Comments at PSI meeting

The project was discussed during a lunch-breakout sessions of all involved PSI membrane centers and representatives of NIH and PDB at the PSI directors meeting at NIH, December 2011. Below are the notes from the meeting.

  1. Most papers report 30% of the human proteome contains membrane proteins but this is probably old data propagated over the years from some old analysis. This paper will be looked at as an updated analysis and we are at 10% (helical membrane proteins at least). We should describe the differences and why as people will wonder.
    See answer at http://modbase.compbio.ucsf.edu/projects/membrane/content/membrane-prote...
  2. Related to the above, is the human species an exception (10%), or is mouse and other mammalian species also about the same. A simple statement of this is all that is needed.
  3. We should have a solid section in the paper describing the protein families covered with statistics so there is some biology connection in this paper. We make a statement on page 3 about the big families, but we need to be more quantitative. For example, how big is the gpcr family and does this family break down into subfamilies at different sequence identity cutoffs? Where do the classes other than class A gpcrs fall? How many transporters are there and how does this family break down into structural folds (it was commented that there are roughly 500 members, 48 subfamilies, smaller number of unique folds), sequence identity? Same for channels and any other medium to big subfamilies. Indirectly related, if I look at figure 2, it lists 7 transmembrane as 838 members. Are these all gpcrs? Any exceptions or is it too difficult to sift this out?

    An updated cluster histogram with images of family folds might be a start, then a paragraph with a more detailed analysis.

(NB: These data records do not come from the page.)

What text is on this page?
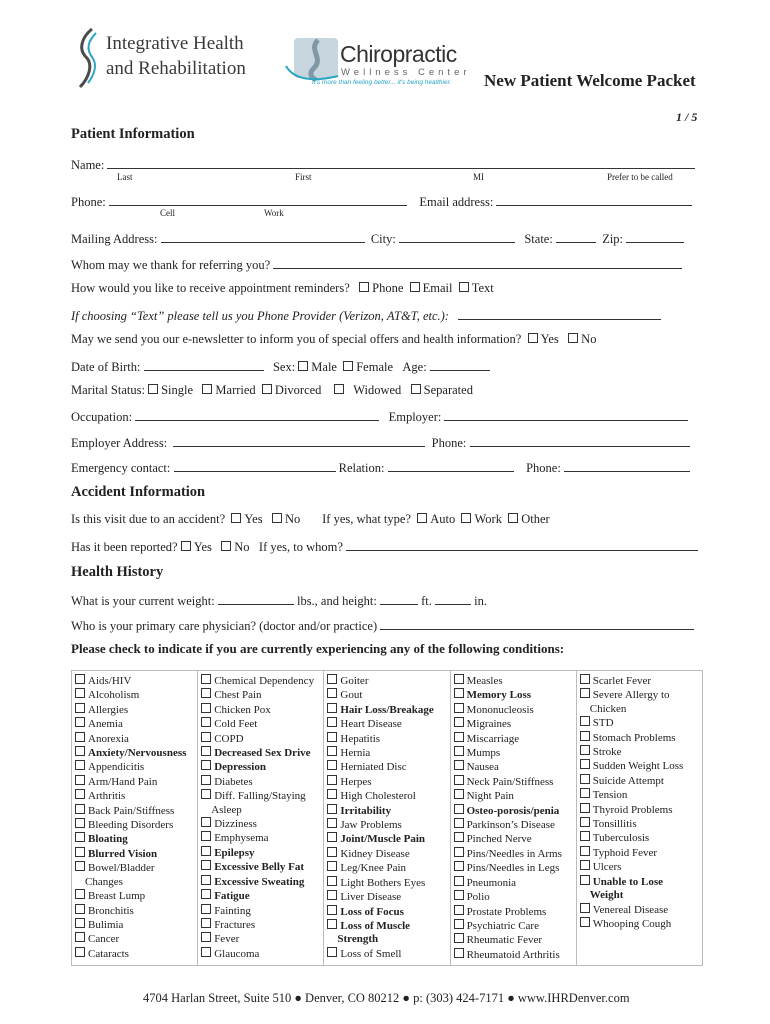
Integrative Health
and Rehabilitation
Chiropractic
Wellness Center
It's more than feeling better... it's being healthier. New Patient Welcome Packet
1 / 5
Patient Information
Name:
Last	First	MI	Prefer to be called
Phone:	Email address:
Cell	Work
Mailing Address:	City:	State:	Zip:
Whom may we thank for referring you?
How would you like to receive appointment reminders? Phone Email Text
If choosing “Text” please tell us you Phone Provider (Verizon, AT&T, etc.):
May we send you our e-newsletter to inform you of special offers and health information? Yes No
Date of Birth:	Sex: Male Female Age:
Marital Status: Single Married Divorced	Widowed Separated
Occupation:	Employer:
Employer Address:	Phone:
Emergency contact:	Relation:	Phone:
Accident Information
Is this visit due to an accident? Yes No If yes, what type? Auto Work Other
Has it been reported? Yes No If yes, to whom?
Health History
What is your current weight:	lbs., and height:	ft.	in.
Who is your primary care physician? (doctor and/or practice)
Please check to indicate if you are currently experiencing any of the following conditions:
Aids/HIV
Alcoholism
Allergies
Anemia
Anorexia
Anxiety/Nervousness
Appendicitis
Arm/Hand Pain
Arthritis
Back Pain/Stiffness
Bleeding Disorders
Bloating
Blurred Vision
Bowel/Bladder
Changes
Breast Lump
Bronchitis
Bulimia
Cancer
Cataracts

Chemical Dependency
Chest Pain
Chicken Pox
Cold Feet
COPD
Decreased Sex Drive
Depression
Diabetes
Diff. Falling/Staying
Asleep
Dizziness
Emphysema
Epilepsy
Excessive Belly Fat
Excessive Sweating
Fatigue
Fainting
Fractures
Fever
Glaucoma

Goiter
Gout
Hair Loss/Breakage
Heart Disease
Hepatitis
Hernia
Herniated Disc
Herpes
High Cholesterol
Irritability
Jaw Problems
Joint/Muscle Pain
Kidney Disease
Leg/Knee Pain
Light Bothers Eyes
Liver Disease
Loss of Focus
Loss of Muscle
Strength
Loss of Smell

Measles
Memory Loss
Mononucleosis
Migraines
Miscarriage
Mumps
Nausea
Neck Pain/Stiffness
Night Pain
Osteo-porosis/penia
Parkinson’s Disease
Pinched Nerve
Pins/Needles in Arms
Pins/Needles in Legs
Pneumonia
Polio
Prostate Problems
Psychiatric Care
Rheumatic Fever
Rheumatoid Arthritis

Scarlet Fever
Severe Allergy to
Chicken
STD
Stomach Problems
Stroke
Sudden Weight Loss
Suicide Attempt
Tension
Thyroid Problems
Tonsillitis
Tuberculosis
Typhoid Fever
Ulcers
Unable to Lose
Weight
Venereal Disease
Whooping Cough
4704 Harlan Street, Suite 510 ● Denver, CO 80212 ● p: (303) 424-7171 ● www.IHRDenver.com
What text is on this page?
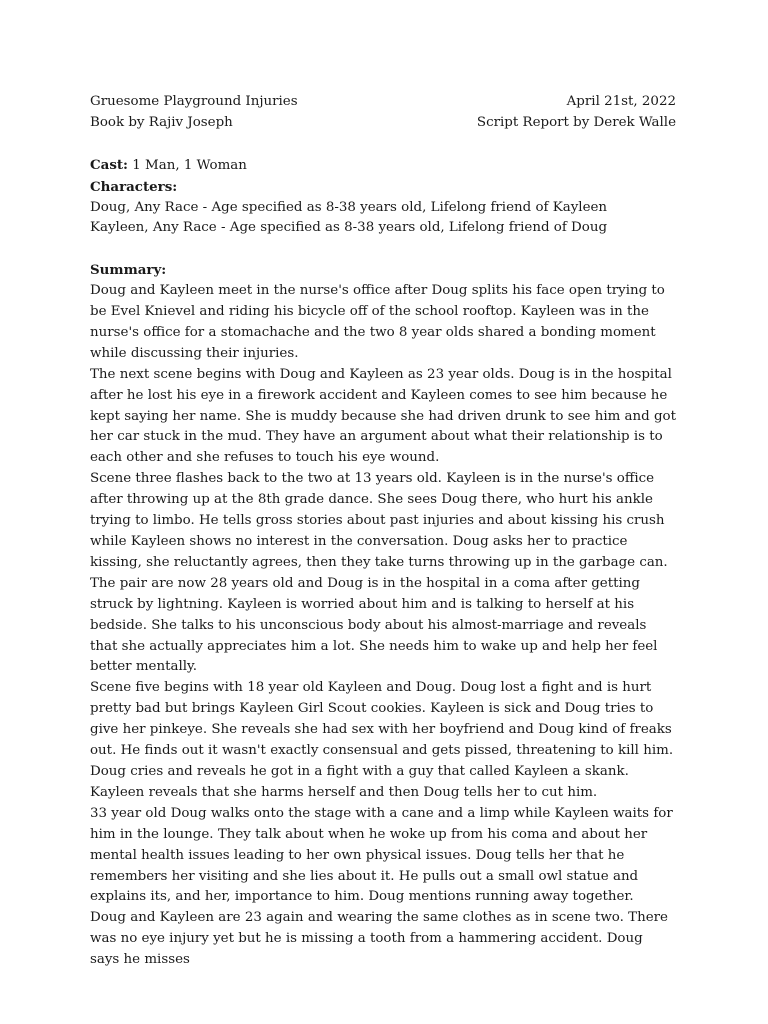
Gruesome Playground Injuries	April 21st, 2022
Book by Rajiv Joseph	Script Report by Derek Walle
Cast: 1 Man, 1 Woman
Characters:
Doug, Any Race - Age specified as 8-38 years old, Lifelong friend of Kayleen
Kayleen, Any Race - Age specified as 8-38 years old, Lifelong friend of Doug
Summary:

Doug and Kayleen meet in the nurse's office after Doug splits his face open trying to be Evel Knievel and riding his bicycle off of the school rooftop. Kayleen was in the nurse's office for a stomachache and the two 8 year olds shared a bonding moment while discussing their injuries.

The next scene begins with Doug and Kayleen as 23 year olds. Doug is in the hospital after he lost his eye in a firework accident and Kayleen comes to see him because he kept saying her name. She is muddy because she had driven drunk to see him and got her car stuck in the mud. They have an argument about what their relationship is to each other and she refuses to touch his eye wound.

Scene three flashes back to the two at 13 years old. Kayleen is in the nurse's office after throwing up at the 8th grade dance. She sees Doug there, who hurt his ankle trying to limbo. He tells gross stories about past injuries and about kissing his crush while Kayleen shows no interest in the conversation. Doug asks her to practice kissing, she reluctantly agrees, then they take turns throwing up in the garbage can.

The pair are now 28 years old and Doug is in the hospital in a coma after getting struck by lightning. Kayleen is worried about him and is talking to herself at his bedside. She talks to his unconscious body about his almost-marriage and reveals that she actually appreciates him a lot. She needs him to wake up and help her feel better mentally.

Scene five begins with 18 year old Kayleen and Doug. Doug lost a fight and is hurt pretty bad but brings Kayleen Girl Scout cookies. Kayleen is sick and Doug tries to give her pinkeye. She reveals she had sex with her boyfriend and Doug kind of freaks out. He finds out it wasn't exactly consensual and gets pissed, threatening to kill him. Doug cries and reveals he got in a fight with a guy that called Kayleen a skank. Kayleen reveals that she harms herself and then Doug tells her to cut him.

33 year old Doug walks onto the stage with a cane and a limp while Kayleen waits for him in the lounge. They talk about when he woke up from his coma and about her mental health issues leading to her own physical issues. Doug tells her that he remembers her visiting and she lies about it. He pulls out a small owl statue and explains its, and her, importance to him. Doug mentions running away together.

Doug and Kayleen are 23 again and wearing the same clothes as in scene two. There was no eye injury yet but he is missing a tooth from a hammering accident. Doug says he misses
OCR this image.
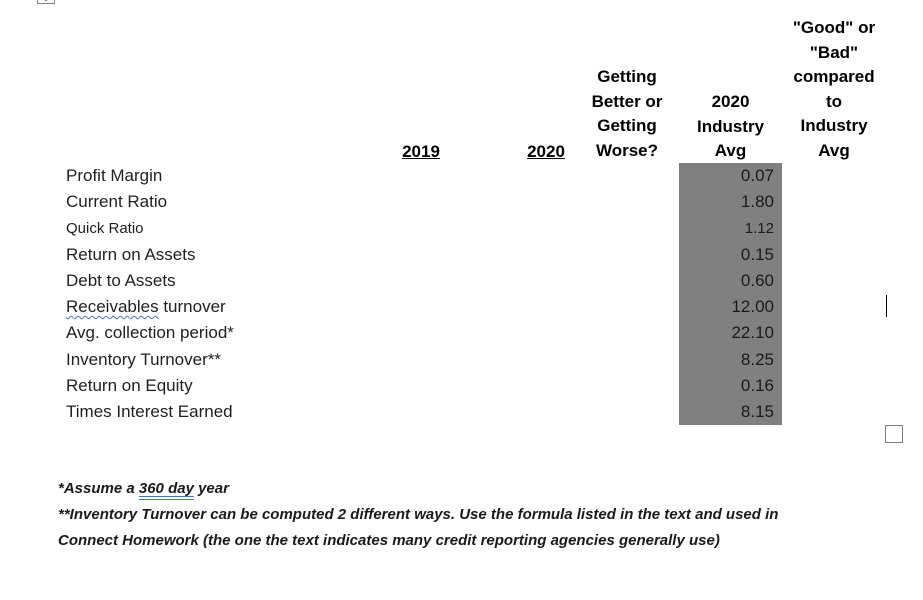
2019	2020
Getting
Better or
Getting
Worse?
2020
Industry
Avg
"Good" or
"Bad"
compared
to
Industry
Avg
Profit Margin
Current Ratio
Quick Ratio
Return on Assets
Debt to Assets
Receivables turnover
Avg. collection period*
Inventory Turnover**
Return on Equity
Times Interest Earned
0.07
1.80
1.12
0.15
0.60
12.00
22.10
8.25
0.16
8.15
*Assume a 360 day year
**Inventory Turnover can be computed 2 different ways. Use the formula listed in the text and used in
Connect Homework (the one the text indicates many credit reporting agencies generally use)
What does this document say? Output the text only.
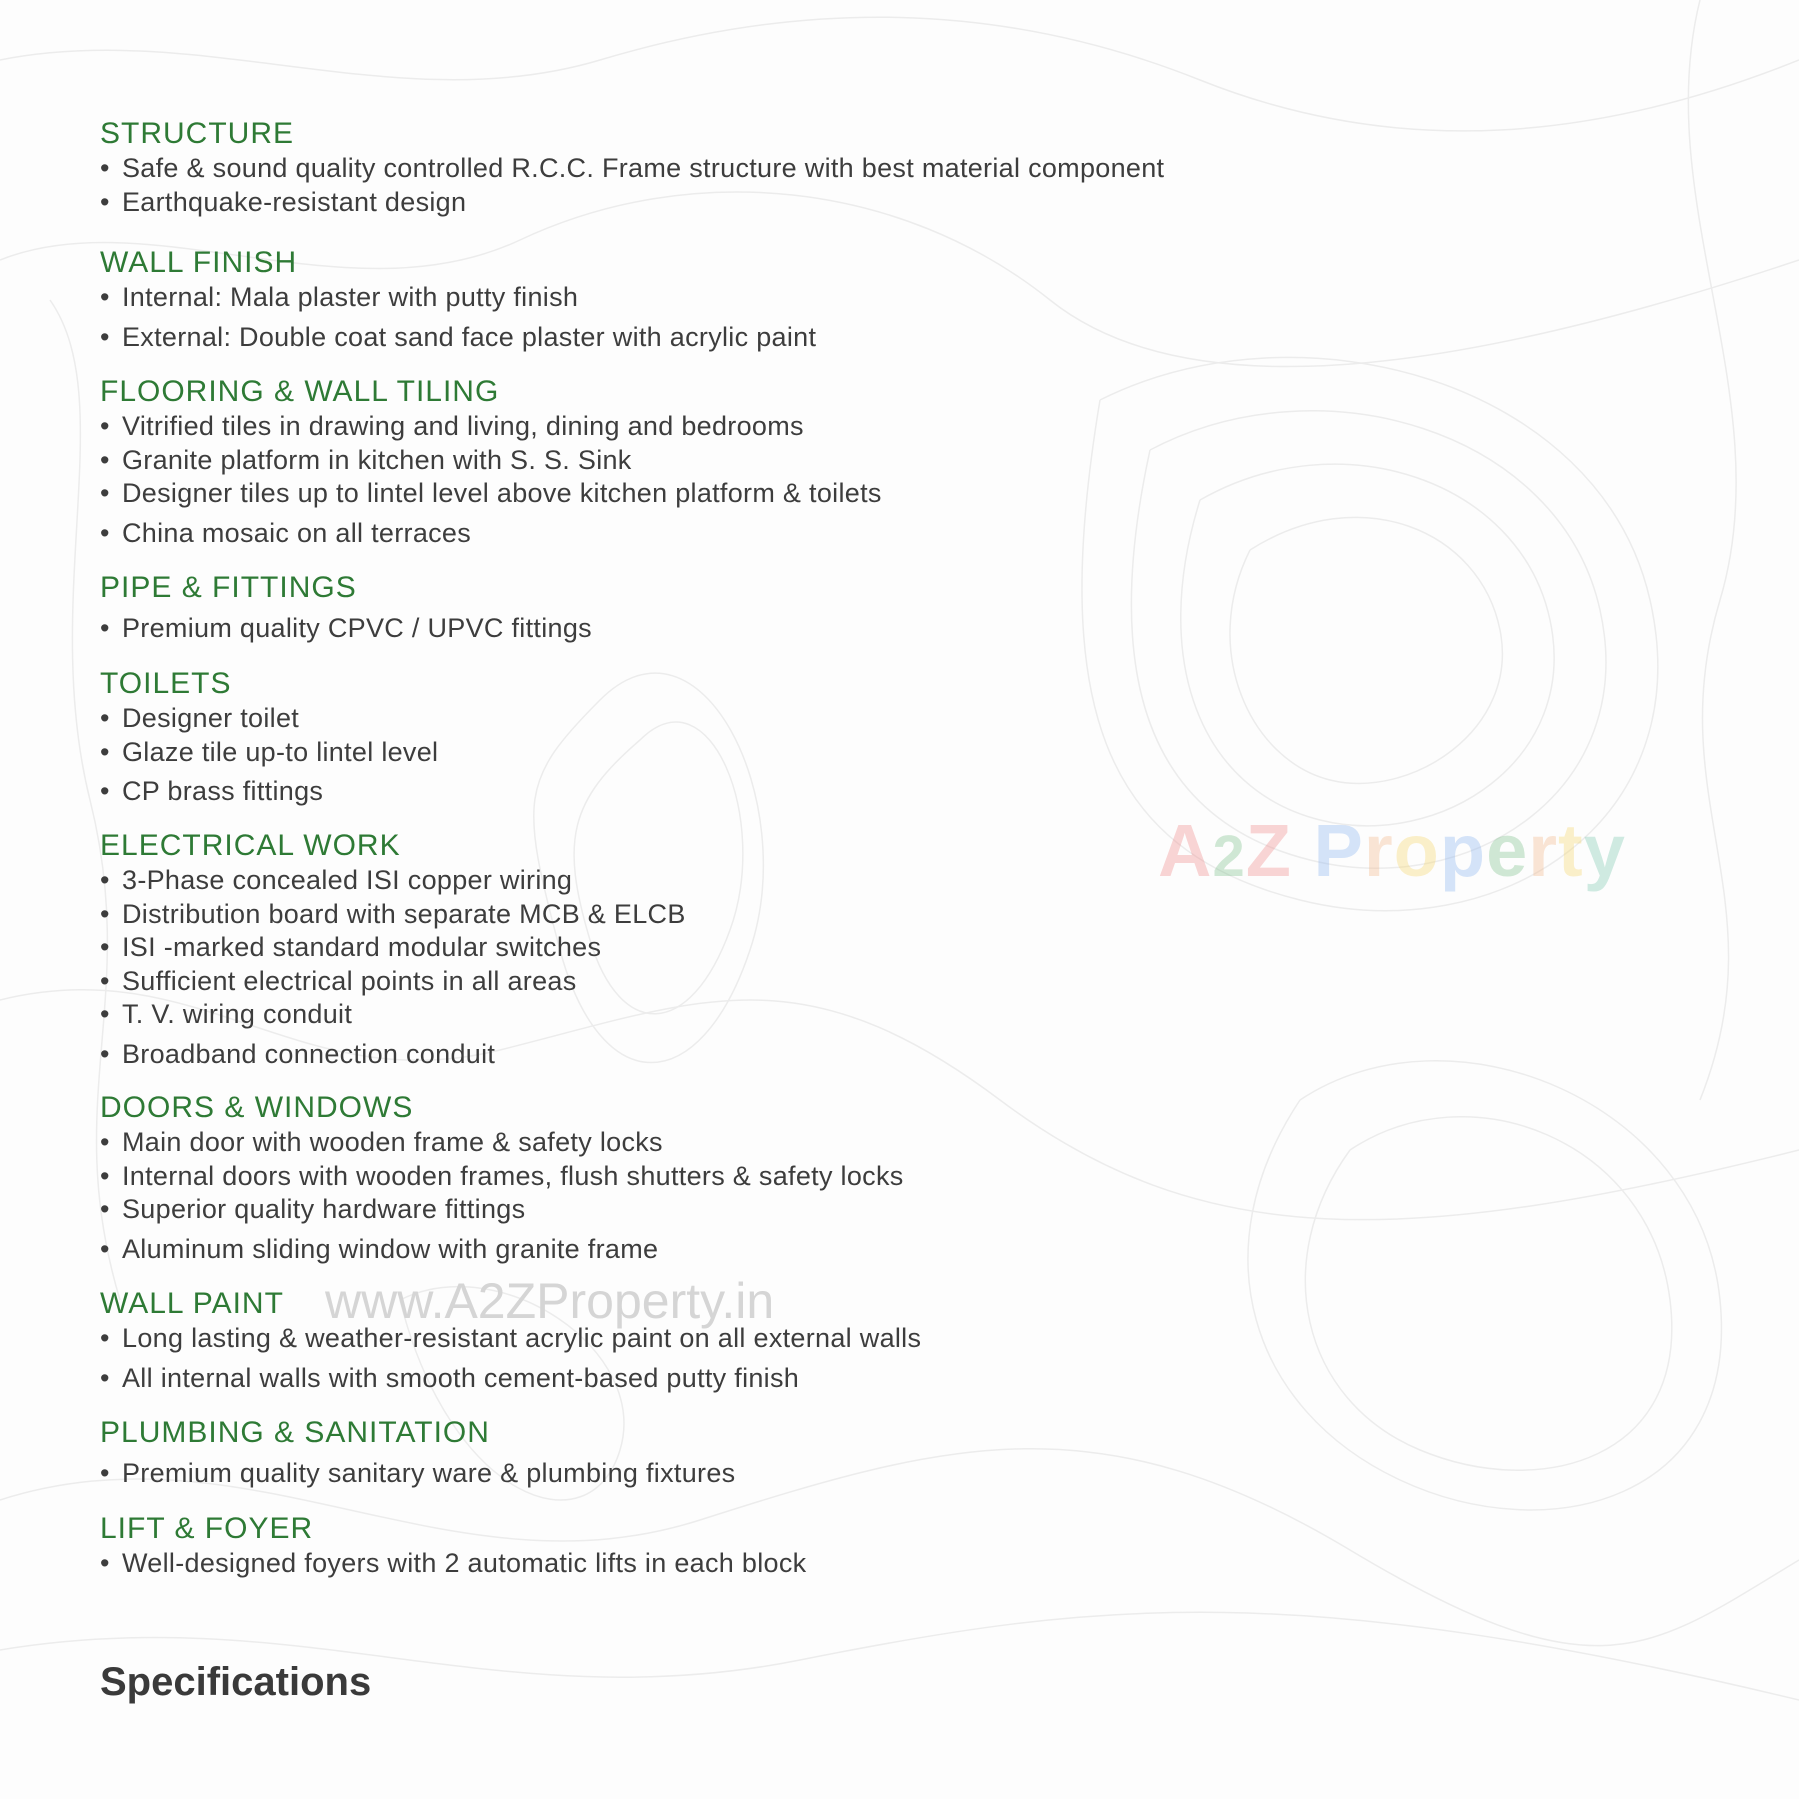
A2Z Property
www.A2ZProperty.in
STRUCTURE
• Safe & sound quality controlled R.C.C. Frame structure with best material component
• Earthquake-resistant design
WALL FINISH
• Internal: Mala plaster with putty finish
• External: Double coat sand face plaster with acrylic paint
FLOORING & WALL TILING
• Vitrified tiles in drawing and living, dining and bedrooms
• Granite platform in kitchen with S. S. Sink
• Designer tiles up to lintel level above kitchen platform & toilets
• China mosaic on all terraces
PIPE & FITTINGS
• Premium quality CPVC / UPVC fittings
TOILETS
• Designer toilet
• Glaze tile up-to lintel level
• CP brass fittings
ELECTRICAL WORK
• 3-Phase concealed ISI copper wiring
• Distribution board with separate MCB & ELCB
• ISI -marked standard modular switches
• Sufficient electrical points in all areas
• T. V. wiring conduit
• Broadband connection conduit
DOORS & WINDOWS
• Main door with wooden frame & safety locks
• Internal doors with wooden frames, flush shutters & safety locks
• Superior quality hardware fittings
• Aluminum sliding window with granite frame
WALL PAINT
• Long lasting & weather-resistant acrylic paint on all external walls
• All internal walls with smooth cement-based putty finish
PLUMBING & SANITATION
• Premium quality sanitary ware & plumbing fixtures
LIFT & FOYER
• Well-designed foyers with 2 automatic lifts in each block
Specifications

  4. Single transmembrane helical proteins need to be described (we do not need to include these numbers, but need to describe what the numbers are in the text). There was consensus that there are good prediction programs for signal sequences and so we should be able to separate out the signal sequences info that is not appropriate for what we are doing. Maybe add a percent of the genome with some assumption about single & 2 crossers.
    The signal sequence analysis is still missing from the page reference above.
  5. In the end, we should include a section on feasibility of proposed new targets. For example, are there bacterial homologs that might make certain targets easier.
  6. Re Josh LaBaer’s question, could we include a priority list for highest impact that an MP in a particular family would have today in terms of covering unknowns –maybe list the top few in the publication?. –and since this would change as each new structure is determined maybe keep a dynamic record on your web site as priorities change.
  7. Related to item 5 above, are we really talking about 2 different papers (one is on the analysis of the human membrane proteome, the second on target selection of PSI:Biology), or can we efficiently include both stories into one paper? One paper would be easiest and the draft Ursula sent is a great start but I wanted to raise this issue for discussion.
  8. For journal choice, JSFG was listed but I would like to suggest we try for higher profile. NSMB or Structure.